ところが、こうした高額な抗がん剤が、患者に投与された後、使い切れずに廃棄されているというのです。

私は、ある関係者を通じて、慶応大学大学院の岩本隆 特任教授を取材しました。

岩本氏から渡された資料のタイトルは「医療費の抑制に向けて」。使い切れずに廃棄された抗がん剤が、金額に換算してどの程度の規模になるのか、国立がん研究センター中央病院の協力を得て推計した詳細なデータが記されていました。

資料を読み込もうと、表紙をめくって最初に目に飛び込んできたのは、「廃棄額は738億円」という数字でした。奇をてらうでもなく、淡々と記されたこの数字に、私は衝撃を受けました。

永田町・霞が関では、伸び続ける社会保障費をどうやって削減するのか、業界団体も巻き込んだ激しい議論が毎年、繰り返されているだけに、決して小さな金額ではないと感じたからです。

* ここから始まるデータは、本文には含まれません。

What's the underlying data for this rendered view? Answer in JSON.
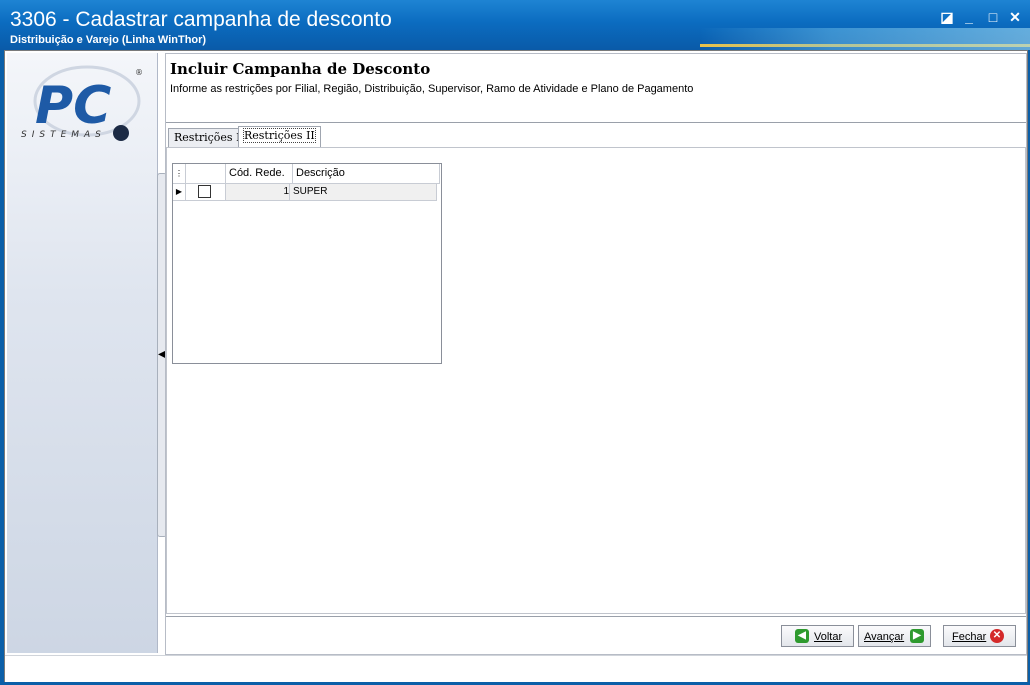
{
  "window": {
    "title": "3306 - Cadastrar campanha de desconto",
    "subtitle": "Distribuição e Varejo (Linha WinThor)",
    "controls": {
      "restore": "◪",
      "minimize": "_",
      "maximize": "□",
      "close": "✕"
    }
  },
  "logo": {
    "letters": "PC",
    "brand": "SISTEMAS",
    "registered": "®"
  },
  "header": {
    "title": "Incluir Campanha de Desconto",
    "description": "Informe as restrições por Filial, Região, Distribuição, Supervisor, Ramo de Atividade e Plano de Pagamento"
  },
  "tabs": [
    {
      "label": "Restrições I",
      "active": false
    },
    {
      "label": "Restrições II",
      "active": true
    }
  ],
  "grid": {
    "columns": [
      "Cód. Rede.",
      "Descrição"
    ],
    "rows": [
      {
        "codigo": "1",
        "descricao": "SUPER",
        "checked": false
      }
    ]
  },
  "buttons": {
    "voltar": "Voltar",
    "avancar": "Avançar",
    "fechar": "Fechar"
  },
  "colors": {
    "titlebar": "#0b6cc0",
    "accent_gold": "#e8c24a",
    "btn_green": "#2e9a2e",
    "btn_red": "#d42a2a"
  }
}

岩本氏は、去年7月からことし6月までに販売された100種類の抗がん剤の廃棄率などのデータをもとに試算した結果、全国で1年間に廃棄される抗がん剤は全体の9点8%、金額にしておよそ738億円にのぼるとしています。

廃棄額が最も多いのは「アバスチン」という抗がん剤で、およそ99億3000万円、次いで、先に触れた「オプジーボ」が90億7000万円などとなっています。全体の廃棄額の8割にあたる、およそ601億円分は、病床数が200床以上の病院で廃棄されたとしています。